The next stop is 18 miles away in Ripon. There is a Flying J (FJ) Truck stop and a Loves at the exit and following Jill’s directions puts me in a lot where I can see both signs. Of course, these signs are on sixty foot poles and can be seen from miles away. It is not until I have committed an hour and a half to the 34 that will reset me that I notice I am in the Loves lot, not FJ. I could “creep” the truck over without losing that break time, if I keep the speed low. But after the last software update, Jill has been saying things like “Warning! If you keep driving it may invalidate your break, which is not finished” when I move the truck while on break.
No worries, I can walk across the street to use the shower, and I did. The truck is in the backlot and the FJ storefront is almost the same distance away as the Loves. I should explain that flying J was bought out by Pilot – or the other way around. In any case, my Pilot shower credits are good there, as well. A short walk before a nap reveals that there is a supermarket just ten minutes away, past a corner of an orchard – almond trees, it turns out. In the morning I might make a nice stroll to buy those items I forgot at Walmart. This is not an activity for the afternoon, since the temperature is 101° F now that we have descended into the Central Valley of California. It was 48° in the morning in Arizona, but that was high up in a mountain pass.

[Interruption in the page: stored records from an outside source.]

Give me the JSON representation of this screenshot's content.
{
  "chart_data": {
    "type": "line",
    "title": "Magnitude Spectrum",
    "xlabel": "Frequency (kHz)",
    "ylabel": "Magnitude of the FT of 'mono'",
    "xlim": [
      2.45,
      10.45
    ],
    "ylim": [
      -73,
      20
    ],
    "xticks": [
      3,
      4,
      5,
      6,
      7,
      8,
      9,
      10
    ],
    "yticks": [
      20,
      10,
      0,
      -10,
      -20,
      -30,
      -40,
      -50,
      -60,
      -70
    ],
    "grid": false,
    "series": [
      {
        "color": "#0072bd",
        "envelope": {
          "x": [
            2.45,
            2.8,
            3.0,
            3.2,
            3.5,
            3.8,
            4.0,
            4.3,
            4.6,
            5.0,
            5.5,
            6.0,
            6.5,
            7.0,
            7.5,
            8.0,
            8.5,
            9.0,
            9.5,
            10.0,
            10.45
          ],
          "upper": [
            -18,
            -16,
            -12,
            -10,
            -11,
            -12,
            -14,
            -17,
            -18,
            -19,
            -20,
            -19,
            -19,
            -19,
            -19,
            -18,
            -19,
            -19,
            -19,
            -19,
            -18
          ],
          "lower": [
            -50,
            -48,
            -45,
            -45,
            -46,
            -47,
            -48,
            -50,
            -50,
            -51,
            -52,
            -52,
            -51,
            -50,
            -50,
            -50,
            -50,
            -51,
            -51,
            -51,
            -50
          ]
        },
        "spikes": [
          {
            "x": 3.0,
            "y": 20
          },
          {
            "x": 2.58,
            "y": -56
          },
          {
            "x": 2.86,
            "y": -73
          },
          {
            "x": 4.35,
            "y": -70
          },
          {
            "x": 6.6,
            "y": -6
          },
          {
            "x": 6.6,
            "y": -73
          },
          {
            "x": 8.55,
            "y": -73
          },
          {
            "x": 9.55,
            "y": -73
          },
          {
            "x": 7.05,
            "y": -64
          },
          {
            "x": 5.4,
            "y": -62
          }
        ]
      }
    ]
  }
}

I made the shower run and after a nap, I did my laundry, also at the FJ. There was time to sweep out the cab – a never ending task since the first time I step back in from the oily, greasy and litter strewn truck lot I negate any previous cleaning. Morning was a good time for a walk (58°F) and I made it to the Supermarket for “remainder” shopping. I found the bakery French loaf that Walmart did not have, milk and cookies and took pictures of the almond orchard.
Above: Almond trees ain’t much to look at. These are a frequent road-side sight along this stretch of CA 99. The almonds are seeds of a fruit that you see here (inset) dried and split open. The light brown kernel is what you see if you ever buy almonds “in the shell”.

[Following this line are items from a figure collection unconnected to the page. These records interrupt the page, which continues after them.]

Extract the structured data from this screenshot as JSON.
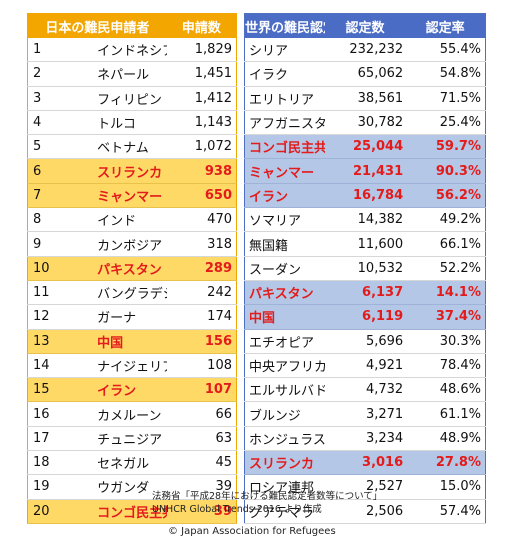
{
  "left_table": {
    "header_name": "日本の難民申請者",
    "header_count": "申請数",
    "rows": [
      {
        "rank": "1",
        "name": "インドネシア",
        "count": "1,829",
        "highlight": false
      },
      {
        "rank": "2",
        "name": "ネパール",
        "count": "1,451",
        "highlight": false
      },
      {
        "rank": "3",
        "name": "フィリピン",
        "count": "1,412",
        "highlight": false
      },
      {
        "rank": "4",
        "name": "トルコ",
        "count": "1,143",
        "highlight": false
      },
      {
        "rank": "5",
        "name": "ベトナム",
        "count": "1,072",
        "highlight": false
      },
      {
        "rank": "6",
        "name": "スリランカ",
        "count": "938",
        "highlight": true
      },
      {
        "rank": "7",
        "name": "ミャンマー",
        "count": "650",
        "highlight": true
      },
      {
        "rank": "8",
        "name": "インド",
        "count": "470",
        "highlight": false
      },
      {
        "rank": "9",
        "name": "カンボジア",
        "count": "318",
        "highlight": false
      },
      {
        "rank": "10",
        "name": "パキスタン",
        "count": "289",
        "highlight": true
      },
      {
        "rank": "11",
        "name": "バングラデシュ",
        "count": "242",
        "highlight": false
      },
      {
        "rank": "12",
        "name": "ガーナ",
        "count": "174",
        "highlight": false
      },
      {
        "rank": "13",
        "name": "中国",
        "count": "156",
        "highlight": true
      },
      {
        "rank": "14",
        "name": "ナイジェリア",
        "count": "108",
        "highlight": false
      },
      {
        "rank": "15",
        "name": "イラン",
        "count": "107",
        "highlight": true
      },
      {
        "rank": "16",
        "name": "カメルーン",
        "count": "66",
        "highlight": false
      },
      {
        "rank": "17",
        "name": "チュニジア",
        "count": "63",
        "highlight": false
      },
      {
        "rank": "18",
        "name": "セネガル",
        "count": "45",
        "highlight": false
      },
      {
        "rank": "19",
        "name": "ウガンダ",
        "count": "39",
        "highlight": false
      },
      {
        "rank": "20",
        "name": "コンゴ民主共和国",
        "count": "39",
        "highlight": true
      }
    ]
  },
  "right_table": {
    "header_name": "世界の難民認定者",
    "header_count": "認定数",
    "header_rate": "認定率",
    "rows": [
      {
        "name": "シリア",
        "count": "232,232",
        "rate": "55.4%",
        "highlight": false
      },
      {
        "name": "イラク",
        "count": "65,062",
        "rate": "54.8%",
        "highlight": false
      },
      {
        "name": "エリトリア",
        "count": "38,561",
        "rate": "71.5%",
        "highlight": false
      },
      {
        "name": "アフガニスタン",
        "count": "30,782",
        "rate": "25.4%",
        "highlight": false
      },
      {
        "name": "コンゴ民主共和国",
        "count": "25,044",
        "rate": "59.7%",
        "highlight": true
      },
      {
        "name": "ミャンマー",
        "count": "21,431",
        "rate": "90.3%",
        "highlight": true
      },
      {
        "name": "イラン",
        "count": "16,784",
        "rate": "56.2%",
        "highlight": true
      },
      {
        "name": "ソマリア",
        "count": "14,382",
        "rate": "49.2%",
        "highlight": false
      },
      {
        "name": "無国籍",
        "count": "11,600",
        "rate": "66.1%",
        "highlight": false
      },
      {
        "name": "スーダン",
        "count": "10,532",
        "rate": "52.2%",
        "highlight": false
      },
      {
        "name": "パキスタン",
        "count": "6,137",
        "rate": "14.1%",
        "highlight": true
      },
      {
        "name": "中国",
        "count": "6,119",
        "rate": "37.4%",
        "highlight": true
      },
      {
        "name": "エチオピア",
        "count": "5,696",
        "rate": "30.3%",
        "highlight": false
      },
      {
        "name": "中央アフリカ",
        "count": "4,921",
        "rate": "78.4%",
        "highlight": false
      },
      {
        "name": "エルサルバドル",
        "count": "4,732",
        "rate": "48.6%",
        "highlight": false
      },
      {
        "name": "ブルンジ",
        "count": "3,271",
        "rate": "61.1%",
        "highlight": false
      },
      {
        "name": "ホンジュラス",
        "count": "3,234",
        "rate": "48.9%",
        "highlight": false
      },
      {
        "name": "スリランカ",
        "count": "3,016",
        "rate": "27.8%",
        "highlight": true
      },
      {
        "name": "ロシア連邦",
        "count": "2,527",
        "rate": "15.0%",
        "highlight": false
      },
      {
        "name": "グアテマラ",
        "count": "2,506",
        "rate": "57.4%",
        "highlight": false
      }
    ]
  },
  "notes": {
    "source_1": "法務省「平成28年における難民認定者数等について」",
    "source_2": "UNHCR Global Trends 2016 より作成",
    "copyright": "© Japan Association for Refugees"
  },
  "colors": {
    "left_header": "#f3a500",
    "left_highlight": "#ffd966",
    "right_header": "#4a6cc5",
    "right_highlight": "#b4c7e7",
    "highlight_text": "#e31b1b"
  }
}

Later, I swept out the trailer, since I may get a produce load and they are nitpicky about cleanliness. Some even insist on a washout, so my work might have been unnecessary. However, while normally trailers come and go, this particular trailer (15820T) has been with me for nearly two weeks now. It was there for the Great Massachusetts Beef Journey, the Frozen Catfish Sojourn, the Thirty Thousand Pounds of Bananas and the Twenty Mules Frozen Chicken dash to California. It was there at the Ad Hoc Truck Stop and the Tire Shop at Santa Rosa. It seems like part of the family now, so I reckon it should be clean.
To be available at Two AM tomorrow when my 34 is over, I need to sleep now. I have partaken of the previously mentioned milk and cookies as I was writing this part and they are as effective a sleep aid as any I have purchased over-the-counter at a pharmacy.

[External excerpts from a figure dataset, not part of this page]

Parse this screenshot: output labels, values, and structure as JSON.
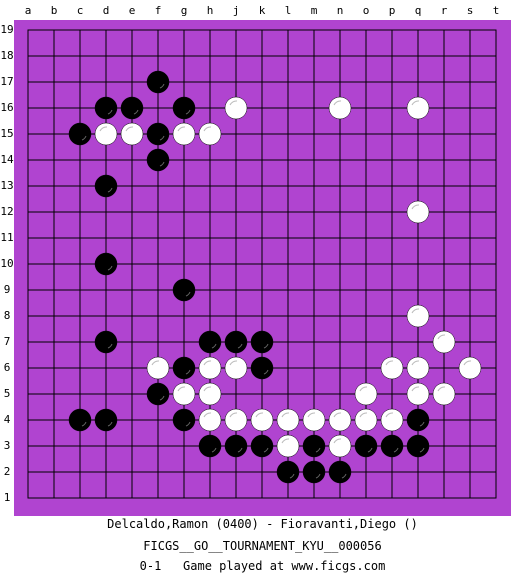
{
  "board": {
    "size": 19,
    "background_color": "#b044d0",
    "line_color": "#000000",
    "column_labels": [
      "a",
      "b",
      "c",
      "d",
      "e",
      "f",
      "g",
      "h",
      "j",
      "k",
      "l",
      "m",
      "n",
      "o",
      "p",
      "q",
      "r",
      "s",
      "t"
    ],
    "row_labels": [
      "19",
      "18",
      "17",
      "16",
      "15",
      "14",
      "13",
      "12",
      "11",
      "10",
      "9",
      "8",
      "7",
      "6",
      "5",
      "4",
      "3",
      "2",
      "1"
    ]
  },
  "stones": {
    "black": [
      "f17",
      "d16",
      "e16",
      "g16",
      "c15",
      "f15",
      "f14",
      "d13",
      "d10",
      "g9",
      "d7",
      "h7",
      "j7",
      "k7",
      "g6",
      "k6",
      "f5",
      "c4",
      "d4",
      "g4",
      "q4",
      "h3",
      "j3",
      "k3",
      "m3",
      "o3",
      "p3",
      "q3",
      "l2",
      "m2",
      "n2"
    ],
    "white": [
      "j16",
      "n16",
      "q16",
      "d15",
      "e15",
      "g15",
      "h15",
      "q12",
      "q8",
      "r7",
      "f6",
      "h6",
      "j6",
      "p6",
      "q6",
      "s6",
      "g5",
      "h5",
      "o5",
      "q5",
      "r5",
      "h4",
      "j4",
      "k4",
      "l4",
      "m4",
      "n4",
      "o4",
      "p4",
      "l3",
      "n3"
    ]
  },
  "footer": {
    "players": "Delcaldo,Ramon (0400) - Fioravanti,Diego ()",
    "event": "FICGS__GO__TOURNAMENT_KYU__000056",
    "result_line": "0-1   Game played at www.ficgs.com"
  }
}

I was just awakening from an afternoon nap when a pre-plan came over the satellite link. I will be taking on a produce load in Salinas and delivering it to Denton, Texas. The pick up date is the 19th, so I sent my acceptance with a comment that I will be fully rested and ready with 11 hours of drive time and 70 hours of eight day duty at 2 AM on the 18th. It may be that I can get an early start on this load, but I have no idea if that will be possible. Of course, it is Saturday evening and I reckon there won’t be anyone available to ask.
This is as good a place as any to end this post and pick up with the new load later.